Grünberg: Ich halte es für eine überkommene Vorstellung von Stadt, dass dort einseitig ein Bürostandort geplant wird und das Thema Wohnen nahezu außen vor bleiben soll – dies nicht zuletzt angesichts der bereits bestehenden Verkehrsprobleme. Es gibt viele Stadtteile in Bonn, in denen Büros errichtet werden können oder schon bestehen. Auch eine Kooperation mit dem Rhein-Sieg-Kreis sollte möglich sein, um entstehende Bürostandorte auch in das Bonner Umland zu verteilen. Wer noch mehr Verkehrsprobleme vermeiden will, muss Wohnen und Arbeiten möglichst zusammenbringen. Schon jetzt ist Bonn „Staustadt Nummer eins“.

Demgegenüber stehen auch in den zentralen Bonner Stadtteilen viele Wohnungen sichtbar leer. Was tun?

Grünberg: Das ist in der Regel ein Verstoß gegen die Zweckentfremdungsverordnung, der Bußgelder nach sich zieht. Leider ist das Amt für Soziales und Wohnen personell nicht ausreichend aufgestellt und es fehlt an Konfliktbereitschaft. Ein besonderes Problem sind die Kurzzeitvermietungen durch Internetportale wie Airbnb. Auch diese sind verboten. Deswegen fordern wir, aber auch die Stadt, eine Registrierungspflicht für die einzelnen Wohnungen. Das geht nur durch Nachschärfung des Wohnungsaufsichtsgesetzes durch das Land NRW. Hier sind wir möglicherweise auf gutem Weg. Airbnb hat uns vor etwa zwei Jahren mitgeteilt, dass sie alleine in Bonn die Kurzzeitvermietung von rund 1200 Wohnungen vermitteln. Diese Zahlen sind mit Sicherheit gestiegen. Wir können gar nicht so viele Mietwohnungen bauen, wie etwa Airbnb dem normalen Mietermarkt wieder entzieht.

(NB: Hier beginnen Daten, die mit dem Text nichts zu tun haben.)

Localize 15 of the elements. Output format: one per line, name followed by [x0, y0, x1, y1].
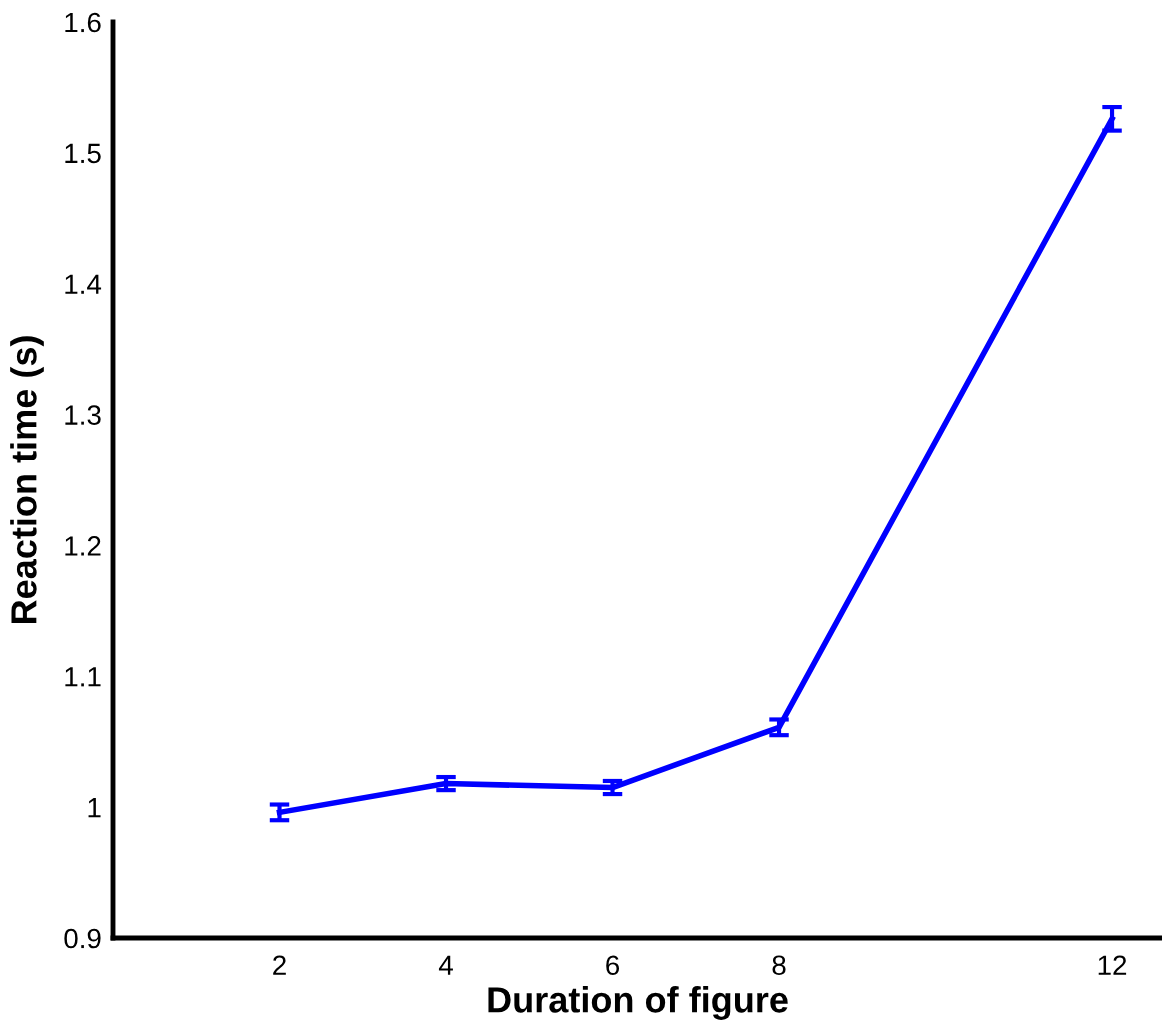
y-tick-label: 1.1	[65, 667, 101, 687]
x-tick-label: 8	[772, 955, 786, 976]
x-tick-label: 2	[273, 955, 286, 975]
y-tick-label: 1.2	[65, 536, 101, 556]
x-tick-label: 12	[1098, 955, 1127, 975]
y-tick-label: 0.9	[64, 928, 101, 949]
x-tick-label: 4	[438, 955, 453, 975]
y-tick-label: 1.3	[65, 405, 101, 425]
y-tick-label: 1.5	[65, 143, 101, 164]
y-axis-title: Reaction time (s)	[10, 336, 44, 624]
y-tick-label: 1.6	[65, 12, 101, 33]
y-tick-label: 1.4	[65, 274, 102, 294]
x-axis-title: Duration of figure	[488, 986, 788, 1020]
x-tick-label: 6	[606, 955, 620, 976]
y-tick-label: 1	[88, 798, 101, 818]
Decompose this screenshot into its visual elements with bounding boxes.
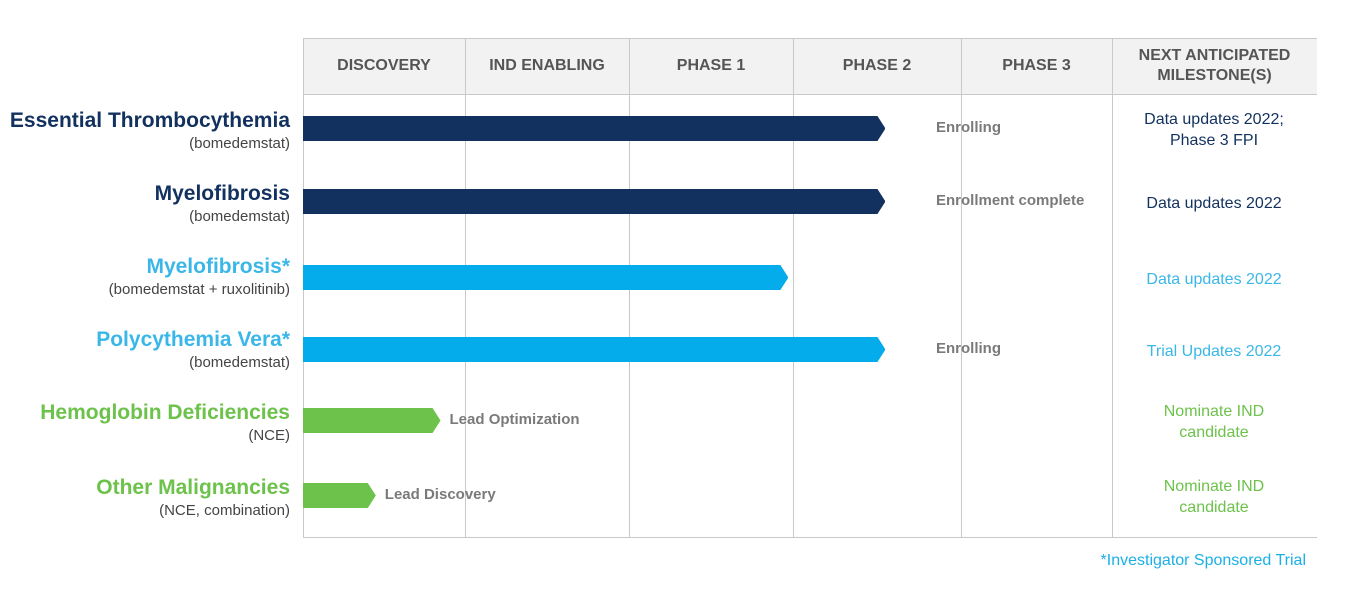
column-header-2: PHASE 1 — [629, 38, 793, 94]
milestone-text: Data updates 2022 — [1146, 194, 1282, 212]
milestone-text: Nominate IND candidate — [1163, 403, 1265, 441]
column-header-5: NEXT ANTICIPATED MILESTONE(S) — [1112, 38, 1317, 94]
row-divider — [303, 537, 1317, 538]
progress-bar — [303, 265, 788, 290]
compound-name: (bomedemstat) — [189, 354, 290, 371]
compound-name: (bomedemstat + ruxolitinib) — [108, 281, 290, 298]
milestone-text: Nominate IND candidate — [1163, 478, 1265, 516]
footnote: *Investigator Sponsored Trial — [1100, 552, 1306, 569]
column-divider — [1112, 38, 1113, 537]
indication-name: Essential Thrombocythemia — [9, 109, 290, 132]
compound-name: (bomedemstat) — [189, 208, 290, 225]
milestone-text: Data updates 2022; Phase 3 FPI — [1144, 111, 1284, 149]
indication-name: Myelofibrosis* — [146, 255, 290, 278]
status-label: Enrollment complete — [936, 192, 1085, 209]
row-divider — [303, 38, 1317, 39]
progress-bar — [303, 337, 885, 362]
column-header-1: IND ENABLING — [465, 38, 629, 94]
status-label: Lead Discovery — [384, 486, 496, 503]
progress-bar — [303, 483, 376, 508]
column-divider — [961, 38, 962, 537]
column-header-4: PHASE 3 — [961, 38, 1112, 94]
progress-bar — [303, 116, 885, 141]
indication-label: Myelofibrosis* (bomedemstat + ruxolitinib… — [109, 254, 290, 300]
indication-label: Myelofibrosis (bomedemstat) — [155, 181, 290, 227]
compound-name: (bomedemstat) — [189, 135, 290, 152]
compound-name: (NCE, combination) — [159, 502, 290, 519]
row-divider — [303, 94, 1317, 95]
progress-bar — [303, 189, 885, 214]
column-divider — [793, 38, 794, 537]
indication-label: Polycythemia Vera* (bomedemstat) — [96, 327, 290, 373]
compound-name: (NCE) — [248, 427, 290, 444]
indication-label: Other Malignancies (NCE, combination) — [96, 475, 290, 521]
column-header-3: PHASE 2 — [793, 38, 961, 94]
status-label: Enrolling — [936, 340, 1001, 357]
indication-label: Hemoglobin Deficiencies (NCE) — [40, 400, 290, 446]
indication-label: Essential Thrombocythemia (bomedemstat) — [10, 108, 290, 154]
milestone-text: Data updates 2022 — [1146, 270, 1282, 288]
indication-name: Other Malignancies — [96, 476, 290, 499]
indication-name: Myelofibrosis — [154, 182, 290, 205]
indication-name: Polycythemia Vera* — [96, 328, 290, 351]
milestone-text: Trial Updates 2022 — [1146, 342, 1282, 360]
status-label: Lead Optimization — [449, 411, 580, 428]
progress-bar — [303, 408, 441, 433]
status-label: Enrolling — [936, 119, 1001, 136]
column-header-0: DISCOVERY — [303, 38, 465, 94]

Was sagen Sie zur Mietpreisbremse?

Grünberg: Ich halte sie grundsätzlich für richtig. Allerdings plädiere ich dafür, die bestehenden Instrumente der Mietpreisdeckelung anzuwenden, damit die Stadt mehr Einfluss auf den Wohnungsmarkt nehmen kann. Die Mittel sind da: Wer 20 Prozent mehr als die ortsübliche Vergleichsmiete verlangt, muss mit Bußgeldern von bis zu 50.000 Euro rechnen. Wenn die Stadt davon konsequent Gebrauch machte, würde das die massiven Mietsteigerungen beeinflussen. Ohnehin schöpft die Stadt ihren Spielraum in vielerlei Hinsicht nicht aus, sei es bei Milieuschutzsatzungen, sei es zum Beispiel bei der Möglichkeit des Vorkaufsrechts.